Type B insulin resistance syndrome associated with connective tissue disease and psoriasis.

Autor: Łebkowska A; Department of Internal Medicine and Metabolic Diseases, Diabetology and Internal Medicine., Krentowska A; Department of Internal Medicine and Metabolic Diseases, Diabetology and Internal Medicine., Adamska A; Department of Endocrinology, Diabetology and Internal Medicine., Lipińska D; Department of Endocrinology, Diabetology and Internal Medicine., Piasecka B; Department of Endocrinology, Diabetology and Internal Medicine., Kowal-Bielecka O; Department of Rheumatology and Internal Diseases, Medical University of Bialystok, Bialystok, Poland., Górska M; Department of Endocrinology, Diabetology and Internal Medicine., Semple RK; Centre for Cardiovascular Science, Queen's Medical Research Institute, University of Edinburgh, Edinburgh, UK., Kowalska I; Department of Internal Medicine and Metabolic Diseases, Diabetology and Internal Medicine.
Jazyk: angličtina
Zdroj: Endocrinology, diabetes & metabolism case reports [Endocrinol Diabetes Metab Case Rep] 2020 Aug 04; Vol. 2020. Date of Electronic Publication: 2020 Aug 04.
DOI: 10.1530/EDM-20-0027
Abstrakt: Summary: Type B insulin resistance syndrome (TBIR) is characterised by the rapid onset of severe insulin resistance due to circulating anti-insulin receptor antibodies (AIRAs). Widespread acanthosis nigricans is normally seen, and co-occurrence with other autoimmune diseases is common. We report a 27-year-old Caucasian man with psoriasis and connective tissue disease who presented with unexplained rapid weight loss, severe acanthosis nigricans, and hyperglycaemia punctuated by fasting hypoglycaemia. Severe insulin resistance was confirmed by hyperinsulinaemic euglycaemic clamping, and immunoprecipitation assay demonstrated AIRAs, confirming TBIR. Treatment with corticosteroids, metformin and hydroxychloroquine allowed withdrawal of insulin therapy, with stabilisation of glycaemia and diminished signs of insulin resistance; however, morning fasting hypoglycaemic episodes persisted. Over three years of follow-up, metabolic control remained satisfactory on a regimen of metformin, hydroxychloroquine and methotrexate; however, psoriatic arthritis developed. This case illustrates TBIR as a rare but severe form of acquired insulin resistance and describes an effective multidisciplinary approach to treatment.

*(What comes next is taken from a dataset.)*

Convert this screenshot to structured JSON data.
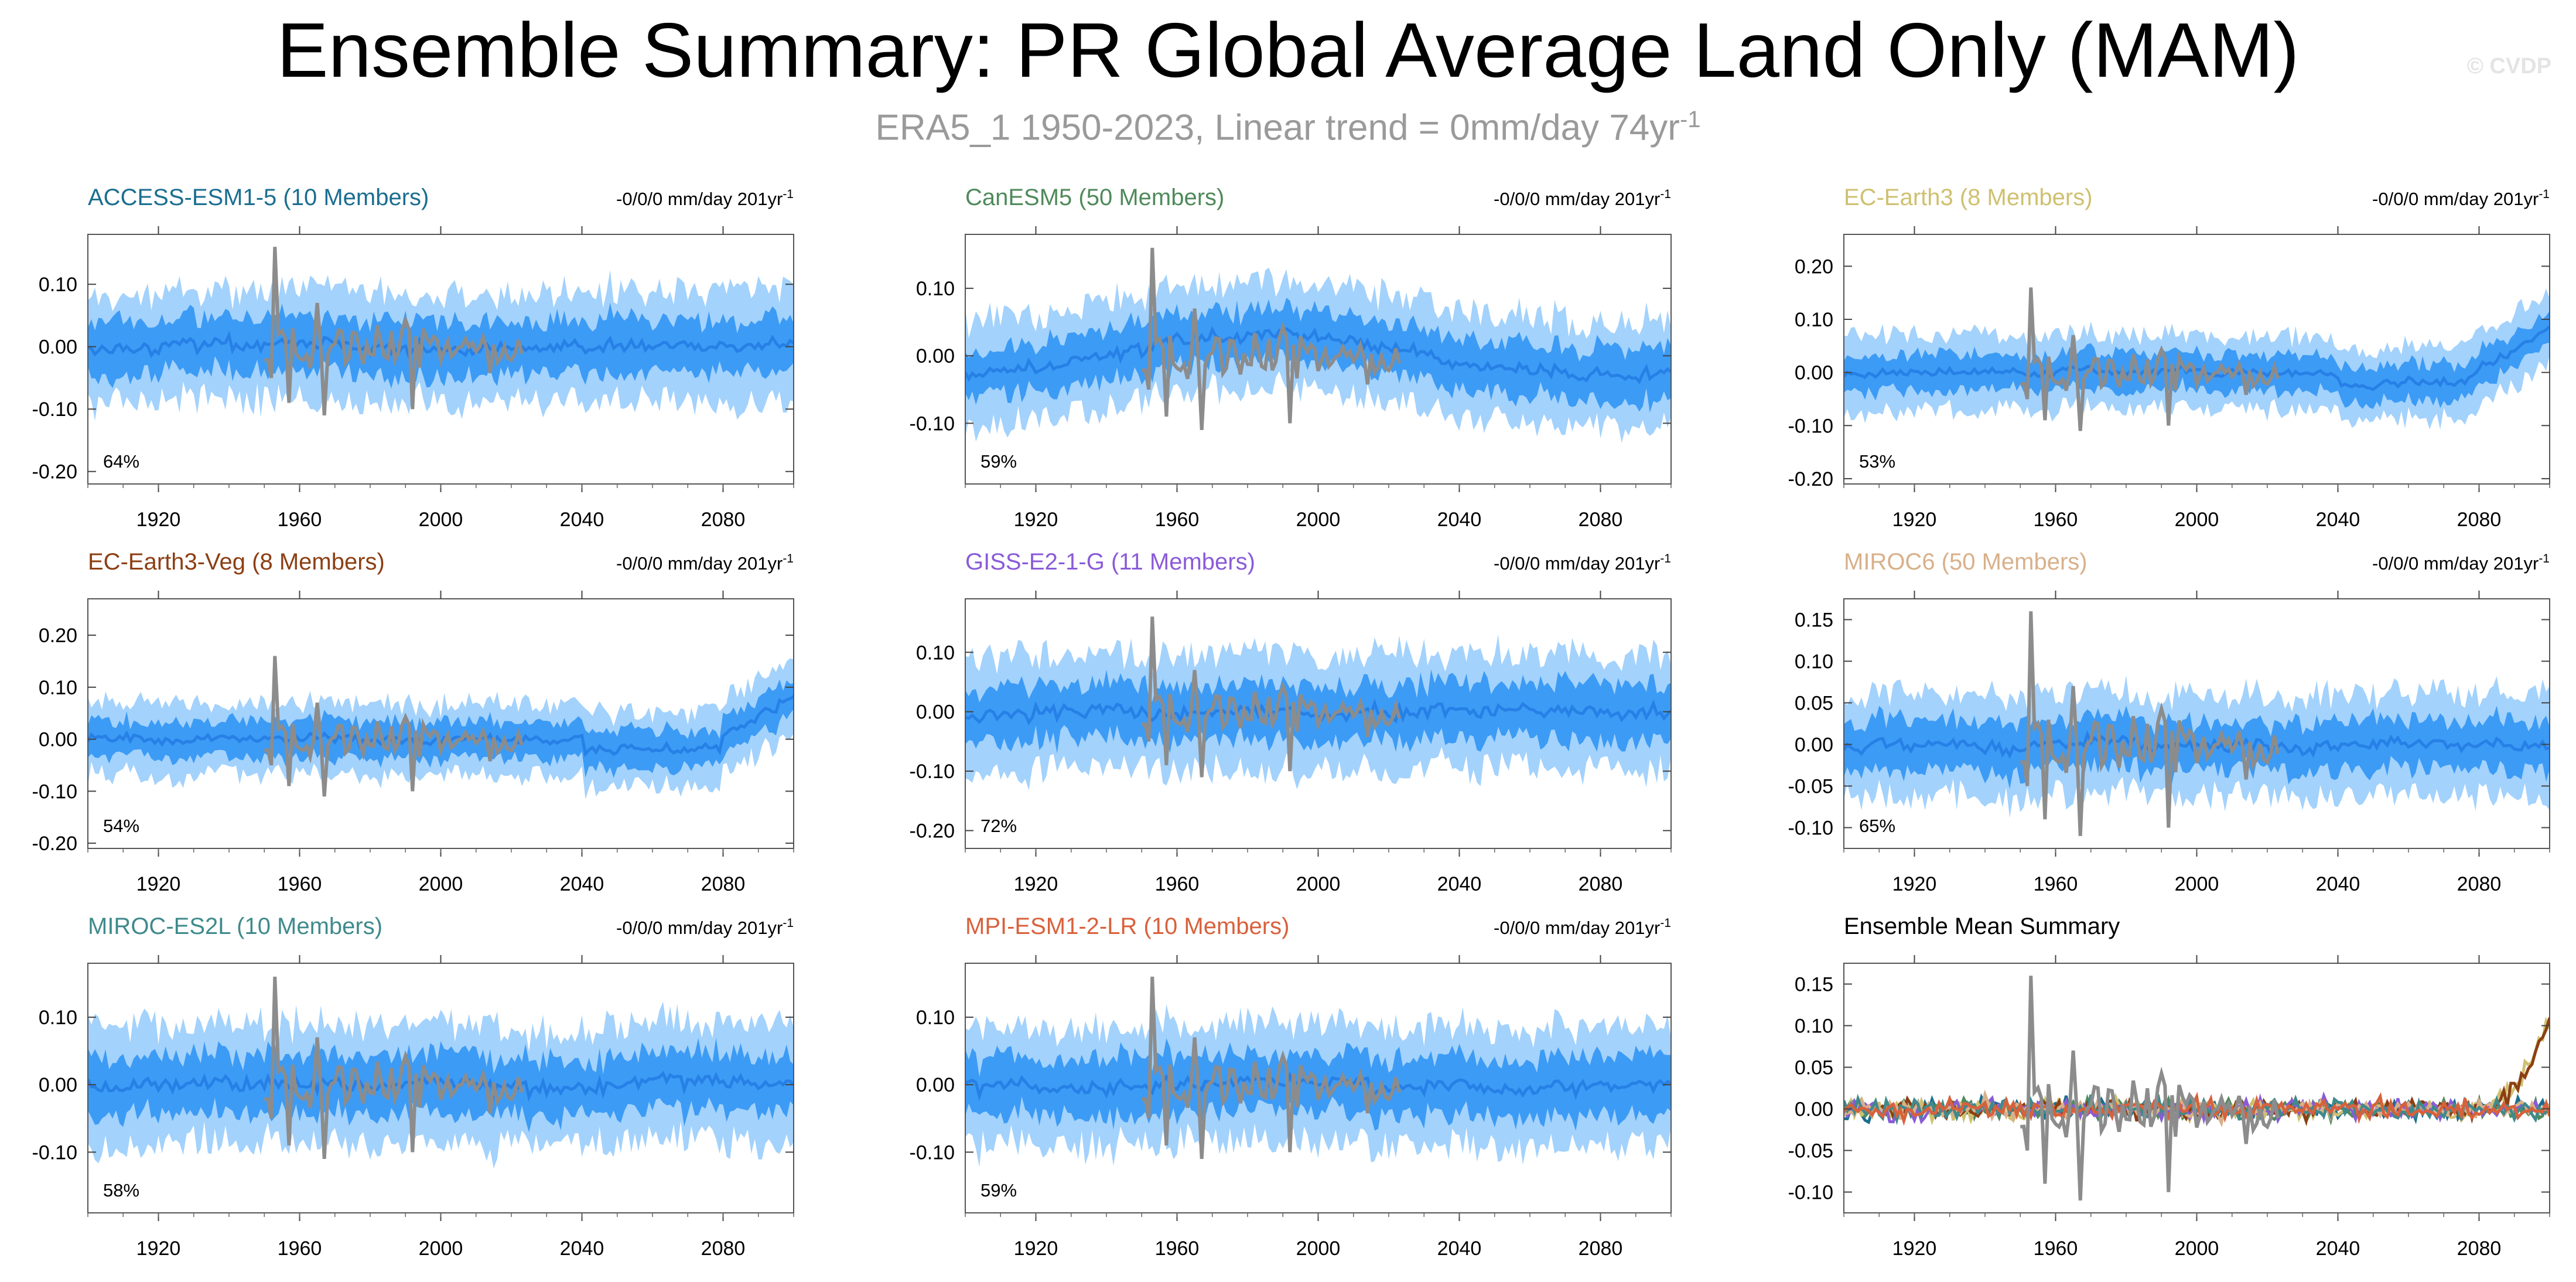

Learning Points: We describe an unusual case of type B insulin resistance syndrome (TBIR) in association with mixed connective tissue disease and psoriasis. Clinical evidence of severe insulin resistance was corroborated by euglycaemic hyperinsulinaemic clamp, and anti-insulin receptor autoantibodies were confirmed by immunoprecipitation assay. Treatment with metformin, hydroxychloroquine and methotrexate ameliorated extreme insulin resistance.